MELVIL POUPAUD: LA CHAMBRE OBSCURE, CETTE MAGIQUE ALCHIMIE 1/2

Le cinéma c’est d’abord un parcours. Etrange, tortueux, fascinant. Il nous a forcé à pousser la porte du mythique Champo pour (re)découvrir Les Chaussons rouges. Puis a fait clignoter presque devant nous, dans le cinéma voisin, une pancarte nous invitant à célébrer sur grand écran la parution en DVD de La Chambre obscure (2000). Un film défendu entre autres par son interprète Melvil Poupaud. Une belle opportunité pour s’entretenir avec ce charmant comédien, artiste dans l’âme.

Comment s’est passée ta rencontre avec Marie-Christine Questerbert la réalisatrice ?

MP : J’avoue qu’au début, j’étais un peu sceptique. Faire un film qui se passe au Moyen-Âge, sachant qu’il n’y aurait pas un gros budget. Je me demandais aussi quel esthétique elle allait adopter. Mais une fois que je l’ai rencontrée, j’ai vu combien elle maîtrisait le sujet, la période, et le cinéma qui avait traité cette période. Et beaucoup de documentation sur les enluminures, des miniatures, aussi.

Ensuite le personnage de Marie-Christine m’a tout de suite séduit par son intelligence, son originalité, sa complexité et sa vraie passion pour le cinéma.

Comment Marie-Christine Questerbert t’a présenté le personnage ?

D’abord, c’était un contre-pied par rapport à l’image du chevalier qu’on a d’habitude en tête. Ensuite le personnage vraiment leader de l’histoire était la fille, celle qui manipule, toujours un peu dans l’ombre. J’aime bien le contraste entre sa volonté à lui de faire la guerre, d’affirmer son pouvoir et le fait qu’il n’arrive pas à se débarrasser de cette fille ; je crois que ce sont des thèmes assez universels et même contemporains sur les rapports amoureux et la place de la femme. Ce personnage d’homme un peu blessé qui n’arrive pas à s’épanouir puis qui à la fin se retrouve pris au piège, avec toujours cette idée de jeu derrière, avec cette fille qui, elle, sait ce qu’elle veut, et arrive à l’obtenir.
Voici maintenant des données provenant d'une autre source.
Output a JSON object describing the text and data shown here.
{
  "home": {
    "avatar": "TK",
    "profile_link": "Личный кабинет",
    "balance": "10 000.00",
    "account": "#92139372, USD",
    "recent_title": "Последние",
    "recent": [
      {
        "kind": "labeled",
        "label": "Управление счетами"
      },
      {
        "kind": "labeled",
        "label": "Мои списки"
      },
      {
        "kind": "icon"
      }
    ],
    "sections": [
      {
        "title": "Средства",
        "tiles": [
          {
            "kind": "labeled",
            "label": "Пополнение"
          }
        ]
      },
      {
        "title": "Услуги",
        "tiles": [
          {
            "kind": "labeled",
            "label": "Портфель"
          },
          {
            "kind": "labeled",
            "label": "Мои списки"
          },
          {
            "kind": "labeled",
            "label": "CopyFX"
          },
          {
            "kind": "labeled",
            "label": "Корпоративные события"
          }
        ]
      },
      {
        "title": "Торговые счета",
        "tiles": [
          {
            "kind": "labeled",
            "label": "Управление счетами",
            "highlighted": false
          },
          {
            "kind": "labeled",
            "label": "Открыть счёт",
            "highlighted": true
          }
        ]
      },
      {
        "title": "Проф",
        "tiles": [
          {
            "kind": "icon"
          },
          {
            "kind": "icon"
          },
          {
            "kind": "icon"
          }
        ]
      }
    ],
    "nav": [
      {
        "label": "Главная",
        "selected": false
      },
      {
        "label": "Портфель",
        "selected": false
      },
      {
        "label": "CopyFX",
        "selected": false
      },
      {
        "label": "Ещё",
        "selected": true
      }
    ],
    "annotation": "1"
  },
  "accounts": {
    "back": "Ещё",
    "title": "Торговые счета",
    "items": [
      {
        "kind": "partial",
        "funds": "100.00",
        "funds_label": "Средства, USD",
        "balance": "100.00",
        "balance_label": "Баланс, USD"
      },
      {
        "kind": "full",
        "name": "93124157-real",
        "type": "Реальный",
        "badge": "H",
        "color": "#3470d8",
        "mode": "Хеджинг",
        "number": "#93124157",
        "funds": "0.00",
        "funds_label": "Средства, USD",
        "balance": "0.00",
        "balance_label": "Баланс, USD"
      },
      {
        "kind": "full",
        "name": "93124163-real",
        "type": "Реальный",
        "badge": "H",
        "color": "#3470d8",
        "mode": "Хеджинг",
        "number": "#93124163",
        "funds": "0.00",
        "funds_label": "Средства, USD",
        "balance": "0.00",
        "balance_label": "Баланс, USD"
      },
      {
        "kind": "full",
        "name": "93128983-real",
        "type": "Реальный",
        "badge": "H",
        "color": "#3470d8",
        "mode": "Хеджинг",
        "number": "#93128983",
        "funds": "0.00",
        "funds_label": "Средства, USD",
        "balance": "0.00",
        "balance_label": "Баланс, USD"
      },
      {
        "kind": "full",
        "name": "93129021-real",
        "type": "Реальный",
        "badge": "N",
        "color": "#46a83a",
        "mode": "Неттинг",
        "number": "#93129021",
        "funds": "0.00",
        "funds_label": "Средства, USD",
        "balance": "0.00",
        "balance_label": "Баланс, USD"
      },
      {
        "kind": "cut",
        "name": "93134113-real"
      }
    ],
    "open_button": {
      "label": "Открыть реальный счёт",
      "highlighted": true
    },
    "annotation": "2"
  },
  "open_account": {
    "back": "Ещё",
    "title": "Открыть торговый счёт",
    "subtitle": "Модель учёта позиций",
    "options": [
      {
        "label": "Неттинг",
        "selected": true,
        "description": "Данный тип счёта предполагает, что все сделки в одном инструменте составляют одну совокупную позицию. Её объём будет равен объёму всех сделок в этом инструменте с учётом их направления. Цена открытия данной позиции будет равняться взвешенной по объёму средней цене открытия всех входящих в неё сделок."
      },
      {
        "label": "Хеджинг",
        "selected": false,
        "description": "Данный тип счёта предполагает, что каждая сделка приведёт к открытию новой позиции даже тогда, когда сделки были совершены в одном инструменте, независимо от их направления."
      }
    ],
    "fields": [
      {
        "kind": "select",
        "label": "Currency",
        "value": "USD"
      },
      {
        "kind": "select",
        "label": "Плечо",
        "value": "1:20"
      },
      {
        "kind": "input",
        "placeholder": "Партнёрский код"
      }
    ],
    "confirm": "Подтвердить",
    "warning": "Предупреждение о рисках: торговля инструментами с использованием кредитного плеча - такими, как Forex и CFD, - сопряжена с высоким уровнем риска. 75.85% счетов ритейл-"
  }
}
« Sur le tournage, il y avait une vraie communion d’esprit et d’humour »

Comment on travaille cette idée de jeu avec la comédienne Caroline Ducey ?

Déjà avec Caroline on s’est très bien entendu dans la vie ; c’est vraiment devenu une copine. Elle a un humour très particulier. Il y avait comme une espèce de communion d’esprit et d’humour sur le tournage. Marie-Christine a un humour très spécial, avec une façon de rire qui surgit de façon inattendue, mais qui est toujours très entraînant et Caroline aussi. Donc il y avait parfois un peu d’abstraction entre nous dans la discussion (même dans la compréhension, ça se jouait parfois sur un fil), mais au final, c’était toujours très agréable, très tendre. Avec Caroline, c’était plus un jeu : on s’amusait, on déconnait dans les costumes. Y avait un petit côté enfantin de se retrouver projeté dans cet univers, dans ces décors-là.

Tu as ton mot à dire justement sur le choix des costumes ?

Ah oui, de plus en plus. A l’époque peut-être moins, surtout pour ce film où il y avait de véritables recherches, c’était déjà très établi. Mais de plus en plus aujourd’hui, je suis assez intransigeant sur mes costumes parce que j’ai une idée de plus en plus précise sur le le look que j’ai envie de donner au personnage. Avec ce costume médiéval, le fait que ça soit serré, cintré, faisait qu’on se tenait droit. Des petits détails comme ça, qui influencent le jeu.

La scène de La chambre obscure, dans cette pénombre surprenante impliquait un jeu millimétré…

Il ne faut pas oublier aussi le travail du chef- opérateur, qui s’est beaucoup impliqué. En tant que comédien, c’est vrai qu’il fallait prendre en compte tout ça (les directives de Marie-Christine, le fait qu’il ne fallait pas jouer de façon figée malgré les contraintes de cadrage, jouer de façon finalement très moderne, en respectant les postures). Dans la chambre notamment, c’était des scènes extrêmement étranges à tourner parce qu’on n’avait pas du tout idée de ce que donnerait le résultat.

Et quand tu vois le film, j’étais étonné de la beauté de la lumière et de la véracité de la situation. On y croit alors que c’est quand même un peu magique. Y a un côté cinématographique qui traite aussi de l’aveuglement de l’amour, du déni, et ça fonctionne très bien.

Le DVD de La Chambre obscure est actuellement en vente, aux Editions Blaqout.